As the jumbo-derrick swung inboard again to be resecured, the suspended work resumed and the Bosun’s audience melted away. Walking aft I bumped into Embleton.

‘Oh, aye, it’s you, eh?’ I could smell stale alcohol on his breath.

‘Excuse me…’

‘Don’t fuck me around, Mister… I know your fucking sort. You just let me catch you shore-side, you bastard, and I’ll fucking fix you…’

‘Get on with your bloody work, Wacker!’ The Bosun’s grunting bulk rescued me from the embarrassment of public confrontation. I was clearly not to be forgiven for discovering Embleton asleep on look-out.

‘Thanks Bose.’

‘I should keep you head down, Fourth,’ he advised with uncompromising toughness.

‘Good advice.’

‘He’ll come to a sticky end…’ he waddled off and I made my way aft.

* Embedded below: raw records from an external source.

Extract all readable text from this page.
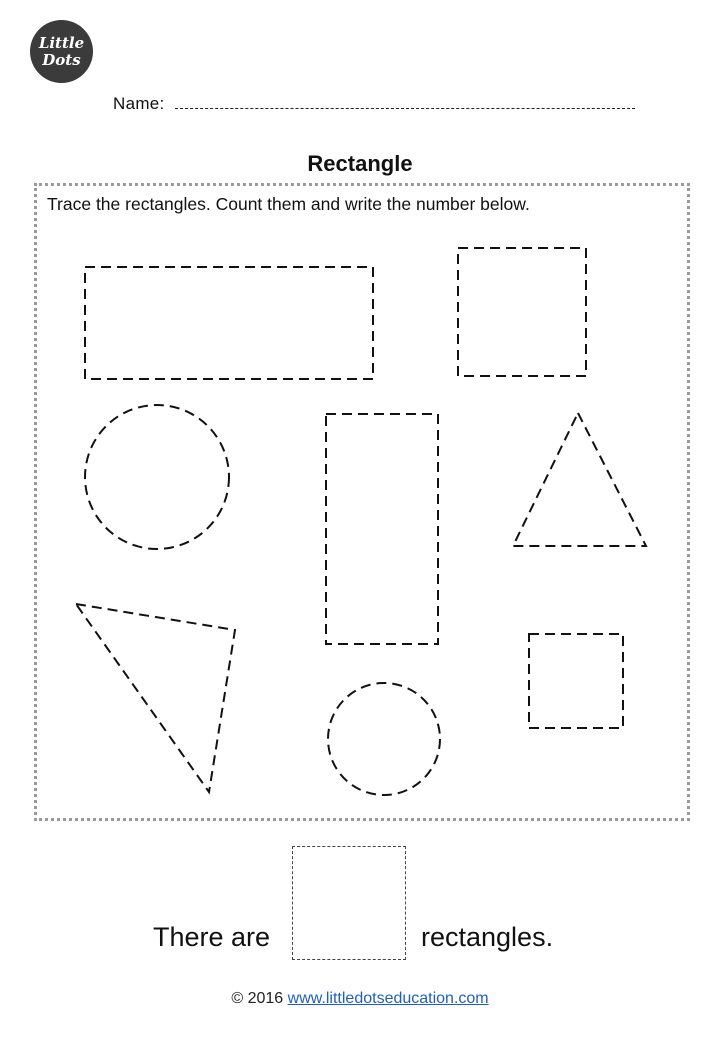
Little
Dots
Name:
Rectangle
Trace the rectangles. Count them and write the number below.
There are	rectangles.
© 2016 www.littledotseducation.com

‘You should have knocked him down with a belaying pin,’ remarked Mike with his usual cynicism when I told him of the incident.

‘Say one word out of line and you’re in the shit,’ remarked Bob, taking over the deck from me. ‘What a bloody life.’

‘White trash,’ said Mike dismissively, all his old self-possession back in place.

‘Class warfare,’ said the Purser, handing me a bundle of boat-notes for small parcels of coasting cargo to be loaded before our departure.

‘Here, Bob, you can have these’ I handed them to the Third Mate. ‘I’m off ashore.’

‘Keep your eye open for Embleton, then.’

‘You tell Embleton I’m going to Ah Seng’s… but don’t tell him I’m having chow with a Police Inspector…’

I visited and was entertained by friends during our remaining duty-free nights in Hong Kong. After the chaos of ship-board life and the banal pursuit of pleasure along the fringes of Nathan Road, these glimpses of regular colonial life were oases of rest.

Four days after taking it up we relinquished our berth at Holt’s Wharf to the Menelaus, reloaded our hydrogen peroxide at the Quarantine anchorage and headed for the Lei Yue Mun Pass. About the deck’s hoses blasted rubbish out of odd corners and the derricks were swung inboard and secured. Odd sticks of dunnage were hurled over the side, to the delight of a few sampans bobbing in our wake. Discharging our pilot, we headed for the Tathong Channel and the Taiwan Strait beyond.